Peter is here speaking of the mind of the regen­erated.

He admonishes the reborn church to walk in her rebirth, to walk according to the Spirit and not ac­cording to the flesh. In this case walking according to the Spirit is the walking in perfect hope. For only he who has the hope of everlasting life in God will walk in the purity of God’s commandments. Where­fore we read in I John 3:3 “And everyone having this hope in Him ihimself as he is pure”. The ad­monition here to the Churches is rooted in what they have been made in the regeneration in Christ; stand­ing in the “status quo” in Christ we are to walk in this newness of life, saved in hope!

Now, we must gird up the loins of that new mind in Christ!

Someone may say: but man cannot gird up the loins of his mind. He is dead in trespasses and sins! I say: hush up! You are speaking beside the point and are beclouding the issue! The point here is that the regenerated church must gird up the loins of her mind. And she can do all things through Christ who strengthens her! Oh, it is true: by nature the church cannot do this. But the people of God are principally not “by nature” anymore, but have been made alive with Christ and set with Him in heavenly places. Hence, we joy in God with joy unspeakable and full of glory. And this joy of the hope of salvation must become a full cup each day in hope.

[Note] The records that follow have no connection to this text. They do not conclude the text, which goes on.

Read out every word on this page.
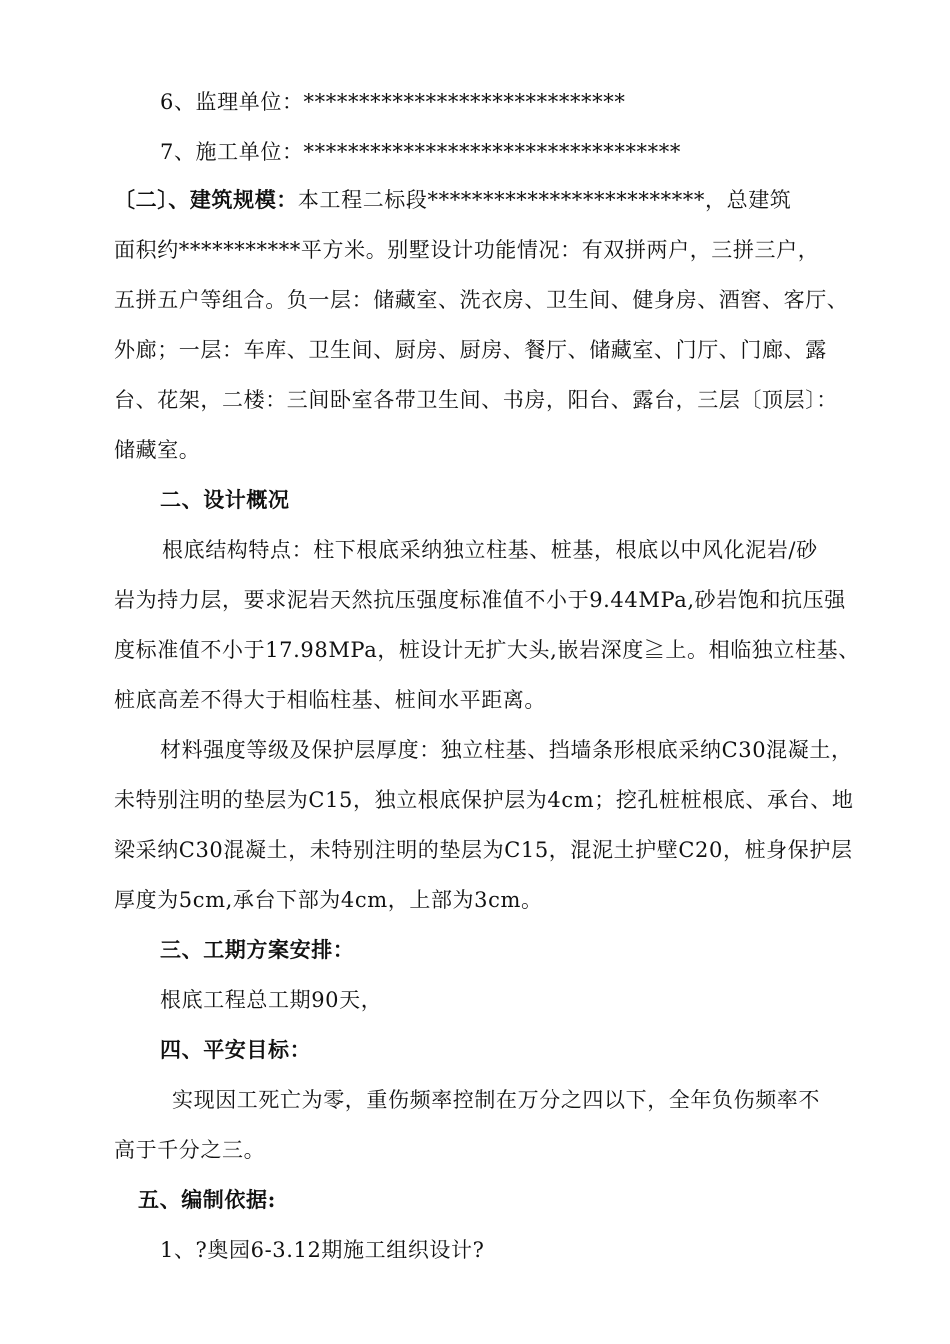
6、监理单位：*****************************
7、施工单位：**********************************
〔二〕、建筑规模：本工程二标段*************************，总建筑
面积约***********平方米。别墅设计功能情况：有双拼两户，三拼三户，
五拼五户等组合。负一层：储藏室、洗衣房、卫生间、健身房、酒窖、客厅、
外廊；一层：车库、卫生间、厨房、厨房、餐厅、储藏室、门厅、门廊、露
台、花架，二楼：三间卧室各带卫生间、书房，阳台、露台，三层〔顶层〕：
储藏室。
二、设计概况
根底结构特点：柱下根底采纳独立柱基、桩基，根底以中风化泥岩/砂
岩为持力层，要求泥岩天然抗压强度标准值不小于9.44MPa,砂岩饱和抗压强
度标准值不小于17.98MPa，桩设计无扩大头,嵌岩深度≧上。相临独立柱基、
桩底高差不得大于相临柱基、桩间水平距离。
材料强度等级及保护层厚度：独立柱基、挡墙条形根底采纳C30混凝土，
未特别注明的垫层为C15，独立根底保护层为4cm；挖孔桩桩根底、承台、地
梁采纳C30混凝土，未特别注明的垫层为C15，混泥土护壁C20，桩身保护层
厚度为5cm,承台下部为4cm，上部为3cm。
三、工期方案安排：
根底工程总工期90天，
四、平安目标：
实现因工死亡为零，重伤频率控制在万分之四以下，全年负伤频率不
高于千分之三。
五、编制依据:
1、?奥园6-3.12期施工组织设计?
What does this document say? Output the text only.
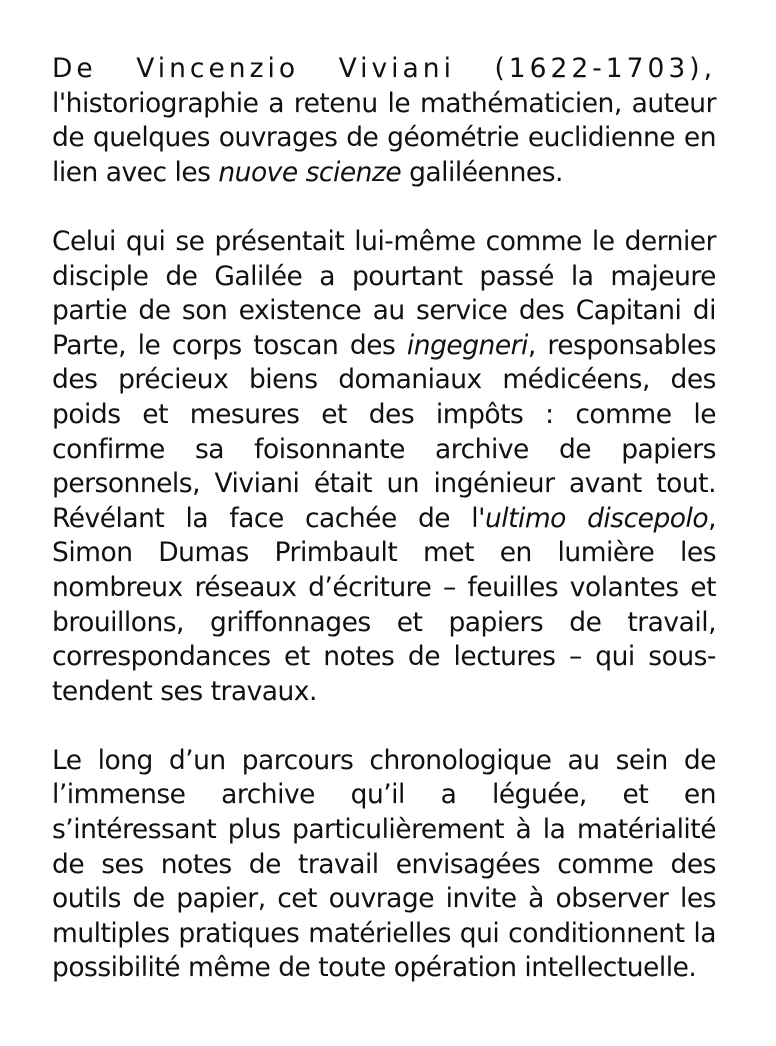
De Vincenzio Viviani (1622-1703),
l'historiographie a retenu le mathématicien, auteur de quelques ouvrages de géométrie euclidienne en lien avec les nuove scienze galiléennes.

Celui qui se présentait lui-même comme le dernier disciple de Galilée a pourtant passé la majeure partie de son existence au service des Capitani di Parte, le corps toscan des ingegneri, responsables des précieux biens domaniaux médicéens, des poids et mesures et des impôts : comme le confirme sa foisonnante archive de papiers personnels, Viviani était un ingénieur avant tout. Révélant la face cachée de l'ultimo discepolo, Simon Dumas Primbault met en lumière les nombreux réseaux d’écriture – feuilles volantes et brouillons, griffonnages et papiers de travail, correspondances et notes de lectures – qui sous-tendent ses travaux.

Le long d’un parcours chronologique au sein de l’immense archive qu’il a léguée, et en s’intéressant plus particulièrement à la matérialité de ses notes de travail envisagées comme des outils de papier, cet ouvrage invite à observer les multiples pratiques matérielles qui conditionnent la possibilité même de toute opération intellectuelle.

Again someone may object and say: God’s people do hope and therefore must not be told “what they must do”. I answer: the former is true, but the latter may be very fallacious, though not necessarily. The truth is that in my text the Apostle is really speak­ing of an abounding more and more in hope. All the longing, joyful expectation of the soul must be upon this hope. This hope is not always perfect; fact is that it often is very imperfect. Then the Lord Him­self revives us to hope in Him by the exhortations and precepts of the preaching of the gospel, efficaciously working the grace of hope in our hearts by this gos­pel. And then we do hope and hope more perfectly; yet, we do this because God works this hope in our hearts by calling attention in an efficacious way to what He has done for us in Christ and what we have become unto Him in Christ Jesus, our Lord.